Here, garam masala and a handful of golden.This chickpea and squash coconut curry is a great healthy, vegetarian midweek meal.Here's what I love about this butternut squash chickpea curry If you are sensitive to spicy food, you may want to use a bit less curry paste than the recipe calls for.On the other hand, if you love spicy food, I recommend adding those Thai chili peppers (or a Serrano pepper) along with the garlic, ginger.

Butternut squash and chickpea curry step by step

  1. Take the skin off the butternut squash, chop into small pieces and set aside. Butternut squash is a hard vegetable so don't make the pieces too big or they'll take a very long time to cook..
  2. Slice the peppers into rings and then chop the rings into quarters. Set aside..
  3. Finely chop the white onions. In a large pot put a bit of oil and then add the onions. But don't turn the heat on yet..
  4. Very finely chop the chillies, lemon grass and coriander stalks (save the leaves for later). And grate the piece of ginger..
  5. Turn the heat on under the onions and fry until they start to soften. Then add the butternut squash, peppers, chillies, lemon grass, coriander stalks and ginger. Mix well..
  6. Then add 1 tsp onion powder, 1/2 tsp garlic powder, 2 heaped tsp curry powder, 2 heaped tsp ground cumin, 1 tsp paprika, 2 tsp dried mixed herbs, 1-2 tsp chilli powder (depends how much heat you want, remember you already have fresh chillies in there), 1 tsp ground coriander, 1/2 tsp salt, a good amount of ground black pepper and the vegetable stock pot or stock cube. Mix very well..
  7. Add the chickpeas and tomatoes, mix well again. Put the lid on the pot, turn down to low and simmer for 1 hour. Or until you can easily cut through the butternut squash with a spoon..
  8. Chop the coriander leaves and add them to the curry. Mix well and serve. We eat this curry with lime and coriander rice, but you can eat it with whatever you want..

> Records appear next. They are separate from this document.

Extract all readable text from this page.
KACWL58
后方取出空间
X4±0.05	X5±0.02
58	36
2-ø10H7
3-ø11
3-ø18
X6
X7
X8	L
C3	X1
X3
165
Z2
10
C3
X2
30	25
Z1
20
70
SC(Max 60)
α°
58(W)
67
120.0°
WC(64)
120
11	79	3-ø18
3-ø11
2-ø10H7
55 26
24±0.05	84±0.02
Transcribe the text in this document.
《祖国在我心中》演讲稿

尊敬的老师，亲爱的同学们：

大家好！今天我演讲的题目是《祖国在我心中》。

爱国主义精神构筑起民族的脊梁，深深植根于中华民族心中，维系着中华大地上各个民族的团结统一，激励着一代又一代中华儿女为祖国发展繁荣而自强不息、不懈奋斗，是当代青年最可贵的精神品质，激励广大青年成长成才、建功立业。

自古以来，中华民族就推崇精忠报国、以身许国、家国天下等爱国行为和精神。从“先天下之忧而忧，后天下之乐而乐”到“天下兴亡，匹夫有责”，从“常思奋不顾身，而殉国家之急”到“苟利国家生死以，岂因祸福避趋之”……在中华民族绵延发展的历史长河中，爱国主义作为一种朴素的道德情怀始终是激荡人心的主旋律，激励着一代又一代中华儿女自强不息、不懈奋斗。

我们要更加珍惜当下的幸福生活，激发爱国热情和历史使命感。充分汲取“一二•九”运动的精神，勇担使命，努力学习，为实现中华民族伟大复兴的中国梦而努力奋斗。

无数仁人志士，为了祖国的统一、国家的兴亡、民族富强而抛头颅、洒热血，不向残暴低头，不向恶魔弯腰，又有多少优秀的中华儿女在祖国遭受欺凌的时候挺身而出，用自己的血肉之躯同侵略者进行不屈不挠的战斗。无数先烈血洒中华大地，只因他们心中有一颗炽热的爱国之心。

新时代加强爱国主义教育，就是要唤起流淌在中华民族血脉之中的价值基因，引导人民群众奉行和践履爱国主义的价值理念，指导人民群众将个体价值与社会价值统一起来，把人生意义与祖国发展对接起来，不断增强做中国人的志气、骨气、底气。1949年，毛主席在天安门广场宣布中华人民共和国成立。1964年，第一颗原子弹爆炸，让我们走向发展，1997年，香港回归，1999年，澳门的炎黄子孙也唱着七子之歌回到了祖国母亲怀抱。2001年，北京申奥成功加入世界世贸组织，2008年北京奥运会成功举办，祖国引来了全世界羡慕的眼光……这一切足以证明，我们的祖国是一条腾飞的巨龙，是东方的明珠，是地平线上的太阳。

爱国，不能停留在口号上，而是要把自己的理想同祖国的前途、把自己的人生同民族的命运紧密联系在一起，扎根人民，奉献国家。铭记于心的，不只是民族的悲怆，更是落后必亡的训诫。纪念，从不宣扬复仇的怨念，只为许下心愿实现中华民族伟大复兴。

An easy vegan butternut squash and chickpea curry that freezes well.This golden butternut chickpea curry is my newest favorite weeknight meal!Using cooked chickpeas and pre-cubed butternut squash makes it come This golden butternut chickpea curry and my red lentil, sweet potato, and coconut curry are more sweet.

This is a delicious vegetable curry with chickpeas and butternut squash, but you can use any other pumpkin as well.If you're not vegan, yogurt tastes great with it, or you can use soy yogurt instead of course.I like to use dried chickpeas and cook them myself instead of canned, but you can of course.Bring an exotic taste to your table with this totally vegetarian Butternut Squash Chickpea Curry.Would be a perfect mix for hot steaming rice or an.